From the new year
Happy New Year! To kick 2009 off right, I invite you to enjoy this marvelous performance of "Marching March" by UA.
"Marching March" was composed in the '60s by HATTORI Kōichi (服部公一). The lyrics, written by SAKATA Hirō (阪田寛夫), open with the narrator ordering his legs to carry him to a field, via various kinds of roads and making agreeable sounds such as zakku zakku and bokko bokko, so that he can search frogs and earthworms for navels and eyes respectively.
("Sanpo", the song that opens Tonari no Totoro, seems to me a loving homage to "Marching March" in both theme and structure, by the way. No idea if there are any on-the-record discussions of the matter.)
Anyhow, the 1965 performance of "Marching March" by AMACHI Fusako (天地総子) and the Otowa Yurikago Kai (音羽ゆりかご会) picked up a Japan Record Award in 1965, and looked something like this. Today, your standard uta no onē-san/onii-san rendition looks like this... so as much as I like Amachi's groove, UA's slower, country-brass-banded performance is a kind of revelation.
As it happens, UA recorded a bunch of these for NHK a few years ago, without taking her chicken suit off once, and they're all on the 'Tube now. Here are a few of my favorites:
- Green green (by the New Christy Minstrels, although with a slightly different lyrical gist in translation)
- Tinsagu nu hana ("Balsam flowers", an Ryūkyūan classic)
- Te no hira wo taiyō ni ("Hold your hands up to the sun", another beloved Japanese kid's song, here given a kind of breakdown free-jazz treatment)
- Yama no ongakuka ("Mountain musicians", apparently originally a German song)
- Umi ("Ocean", a official folk song from Monbushō, revitalized here by the addition of sitar)

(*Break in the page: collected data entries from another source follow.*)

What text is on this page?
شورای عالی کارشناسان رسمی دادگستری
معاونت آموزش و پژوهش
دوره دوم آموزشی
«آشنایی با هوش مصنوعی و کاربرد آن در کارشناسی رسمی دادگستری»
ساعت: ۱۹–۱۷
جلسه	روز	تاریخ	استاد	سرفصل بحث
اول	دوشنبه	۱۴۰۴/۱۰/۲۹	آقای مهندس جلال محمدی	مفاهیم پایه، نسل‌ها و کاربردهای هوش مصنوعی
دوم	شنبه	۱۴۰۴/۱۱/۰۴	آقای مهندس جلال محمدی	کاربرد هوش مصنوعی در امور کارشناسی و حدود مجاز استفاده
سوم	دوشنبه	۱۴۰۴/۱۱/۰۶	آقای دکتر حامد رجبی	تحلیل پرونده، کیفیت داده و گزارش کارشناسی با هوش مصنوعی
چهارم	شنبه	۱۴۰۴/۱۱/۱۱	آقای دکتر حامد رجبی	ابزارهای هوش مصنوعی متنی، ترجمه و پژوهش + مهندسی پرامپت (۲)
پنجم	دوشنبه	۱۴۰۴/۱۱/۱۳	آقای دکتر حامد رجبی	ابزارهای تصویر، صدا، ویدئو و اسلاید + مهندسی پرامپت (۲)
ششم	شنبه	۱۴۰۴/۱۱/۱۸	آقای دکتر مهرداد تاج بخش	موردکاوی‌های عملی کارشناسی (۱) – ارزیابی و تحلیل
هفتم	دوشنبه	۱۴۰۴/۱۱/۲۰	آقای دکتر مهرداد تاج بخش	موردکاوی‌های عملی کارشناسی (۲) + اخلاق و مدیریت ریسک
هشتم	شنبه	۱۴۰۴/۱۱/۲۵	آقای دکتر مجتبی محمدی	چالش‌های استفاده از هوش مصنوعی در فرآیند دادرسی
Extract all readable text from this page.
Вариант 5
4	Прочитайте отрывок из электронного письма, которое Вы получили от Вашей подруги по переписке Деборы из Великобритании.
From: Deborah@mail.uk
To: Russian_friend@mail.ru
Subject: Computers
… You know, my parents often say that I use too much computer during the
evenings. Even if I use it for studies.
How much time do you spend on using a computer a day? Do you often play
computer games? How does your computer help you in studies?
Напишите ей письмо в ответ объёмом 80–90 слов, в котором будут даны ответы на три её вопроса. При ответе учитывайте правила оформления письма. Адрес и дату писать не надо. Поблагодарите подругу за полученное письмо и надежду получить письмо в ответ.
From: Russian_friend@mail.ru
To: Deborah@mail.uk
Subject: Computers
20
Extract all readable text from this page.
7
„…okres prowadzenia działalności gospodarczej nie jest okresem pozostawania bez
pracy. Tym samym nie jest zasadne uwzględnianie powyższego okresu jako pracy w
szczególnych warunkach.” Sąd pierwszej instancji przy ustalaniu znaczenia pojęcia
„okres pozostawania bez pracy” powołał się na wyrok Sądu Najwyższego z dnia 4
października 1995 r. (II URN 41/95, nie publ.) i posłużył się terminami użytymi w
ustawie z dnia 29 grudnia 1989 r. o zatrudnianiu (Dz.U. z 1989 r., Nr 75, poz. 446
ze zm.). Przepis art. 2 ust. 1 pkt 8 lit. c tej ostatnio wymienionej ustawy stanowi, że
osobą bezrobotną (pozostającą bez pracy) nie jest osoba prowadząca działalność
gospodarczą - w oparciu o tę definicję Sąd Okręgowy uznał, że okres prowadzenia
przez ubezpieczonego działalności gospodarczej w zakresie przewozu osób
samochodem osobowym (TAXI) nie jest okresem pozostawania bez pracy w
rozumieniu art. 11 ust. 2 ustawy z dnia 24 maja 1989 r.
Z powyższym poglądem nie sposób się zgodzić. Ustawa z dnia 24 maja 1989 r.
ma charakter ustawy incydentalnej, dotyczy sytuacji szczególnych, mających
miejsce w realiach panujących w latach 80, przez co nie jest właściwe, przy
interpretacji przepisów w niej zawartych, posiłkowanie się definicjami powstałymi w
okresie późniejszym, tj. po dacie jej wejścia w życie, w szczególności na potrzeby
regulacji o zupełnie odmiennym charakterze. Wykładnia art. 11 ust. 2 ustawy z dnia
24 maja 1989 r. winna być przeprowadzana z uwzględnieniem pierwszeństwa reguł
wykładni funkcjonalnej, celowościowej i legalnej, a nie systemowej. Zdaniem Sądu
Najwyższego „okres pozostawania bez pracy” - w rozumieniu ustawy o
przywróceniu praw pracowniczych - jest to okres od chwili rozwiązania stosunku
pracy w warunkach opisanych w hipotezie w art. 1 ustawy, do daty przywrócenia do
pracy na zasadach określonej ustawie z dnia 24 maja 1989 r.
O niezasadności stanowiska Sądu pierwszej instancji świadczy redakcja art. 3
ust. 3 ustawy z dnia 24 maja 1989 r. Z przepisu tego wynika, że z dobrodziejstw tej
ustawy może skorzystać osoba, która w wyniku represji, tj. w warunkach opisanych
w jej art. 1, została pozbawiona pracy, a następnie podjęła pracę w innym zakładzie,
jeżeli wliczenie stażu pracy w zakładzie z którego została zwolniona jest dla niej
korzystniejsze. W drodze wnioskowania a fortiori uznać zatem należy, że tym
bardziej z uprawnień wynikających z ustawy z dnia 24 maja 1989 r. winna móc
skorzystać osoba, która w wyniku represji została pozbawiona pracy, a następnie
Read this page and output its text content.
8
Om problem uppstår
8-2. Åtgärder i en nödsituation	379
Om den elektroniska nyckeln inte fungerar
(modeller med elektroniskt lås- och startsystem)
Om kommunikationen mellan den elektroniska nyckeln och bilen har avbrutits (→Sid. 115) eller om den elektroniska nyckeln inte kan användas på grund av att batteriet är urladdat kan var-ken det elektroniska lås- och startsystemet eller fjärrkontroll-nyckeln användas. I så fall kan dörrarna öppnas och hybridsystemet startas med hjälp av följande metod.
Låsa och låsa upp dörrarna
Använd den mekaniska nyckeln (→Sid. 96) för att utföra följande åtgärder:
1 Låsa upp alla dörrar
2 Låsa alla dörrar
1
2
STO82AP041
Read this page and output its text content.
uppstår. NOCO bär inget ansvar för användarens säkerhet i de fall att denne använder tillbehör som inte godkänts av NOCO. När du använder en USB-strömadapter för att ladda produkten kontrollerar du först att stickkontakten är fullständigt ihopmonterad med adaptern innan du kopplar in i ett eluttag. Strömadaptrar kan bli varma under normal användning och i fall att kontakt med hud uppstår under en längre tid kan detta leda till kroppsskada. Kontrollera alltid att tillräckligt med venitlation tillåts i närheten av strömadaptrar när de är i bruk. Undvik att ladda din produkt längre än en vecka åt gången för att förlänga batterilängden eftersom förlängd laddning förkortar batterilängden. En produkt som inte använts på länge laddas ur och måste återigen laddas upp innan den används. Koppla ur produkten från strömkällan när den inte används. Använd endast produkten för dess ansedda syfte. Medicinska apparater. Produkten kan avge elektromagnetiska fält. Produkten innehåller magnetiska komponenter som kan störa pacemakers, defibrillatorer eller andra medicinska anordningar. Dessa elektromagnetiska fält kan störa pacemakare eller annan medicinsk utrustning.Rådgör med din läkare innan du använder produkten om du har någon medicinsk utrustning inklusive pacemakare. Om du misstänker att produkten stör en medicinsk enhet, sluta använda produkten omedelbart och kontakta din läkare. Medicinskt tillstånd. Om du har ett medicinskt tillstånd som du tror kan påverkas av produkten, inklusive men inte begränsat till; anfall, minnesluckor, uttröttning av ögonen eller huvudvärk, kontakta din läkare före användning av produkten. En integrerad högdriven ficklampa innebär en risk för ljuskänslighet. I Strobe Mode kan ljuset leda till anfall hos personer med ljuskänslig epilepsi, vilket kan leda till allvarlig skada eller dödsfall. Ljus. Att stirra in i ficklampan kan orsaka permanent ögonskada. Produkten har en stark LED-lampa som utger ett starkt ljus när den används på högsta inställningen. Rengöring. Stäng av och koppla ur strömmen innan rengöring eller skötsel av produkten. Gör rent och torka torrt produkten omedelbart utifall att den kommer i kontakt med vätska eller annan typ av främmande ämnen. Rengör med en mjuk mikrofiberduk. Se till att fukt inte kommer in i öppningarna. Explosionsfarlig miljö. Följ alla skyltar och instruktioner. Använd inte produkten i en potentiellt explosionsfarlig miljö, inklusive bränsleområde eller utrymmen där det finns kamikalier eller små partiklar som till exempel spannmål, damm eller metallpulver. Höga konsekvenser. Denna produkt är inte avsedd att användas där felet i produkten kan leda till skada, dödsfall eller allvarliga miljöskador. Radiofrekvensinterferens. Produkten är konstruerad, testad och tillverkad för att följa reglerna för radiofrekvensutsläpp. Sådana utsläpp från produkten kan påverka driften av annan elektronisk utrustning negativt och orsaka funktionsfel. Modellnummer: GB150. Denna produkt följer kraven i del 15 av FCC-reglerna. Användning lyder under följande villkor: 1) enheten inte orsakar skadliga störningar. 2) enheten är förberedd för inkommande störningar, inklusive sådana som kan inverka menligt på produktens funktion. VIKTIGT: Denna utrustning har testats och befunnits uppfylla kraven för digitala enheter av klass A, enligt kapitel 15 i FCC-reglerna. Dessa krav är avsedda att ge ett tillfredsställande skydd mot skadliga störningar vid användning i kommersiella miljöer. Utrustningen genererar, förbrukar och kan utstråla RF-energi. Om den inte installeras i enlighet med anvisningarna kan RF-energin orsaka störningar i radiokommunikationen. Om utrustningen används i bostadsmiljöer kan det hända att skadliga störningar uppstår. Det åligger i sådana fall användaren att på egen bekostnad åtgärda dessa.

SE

- Mori no kuma-san ("Bear in the forest", UA and her mysterious friend's performance of which smolders with appropriate fairy-tale eroticism)
language hat:
I enjoyed that! But why is she wearing the chicken suit?
Incidentally, Swahili ua 'flower' and ua 'kill' are (unsurprisingly) historically different words, the former from Proto-Bantu *duba and the latter from *bud-.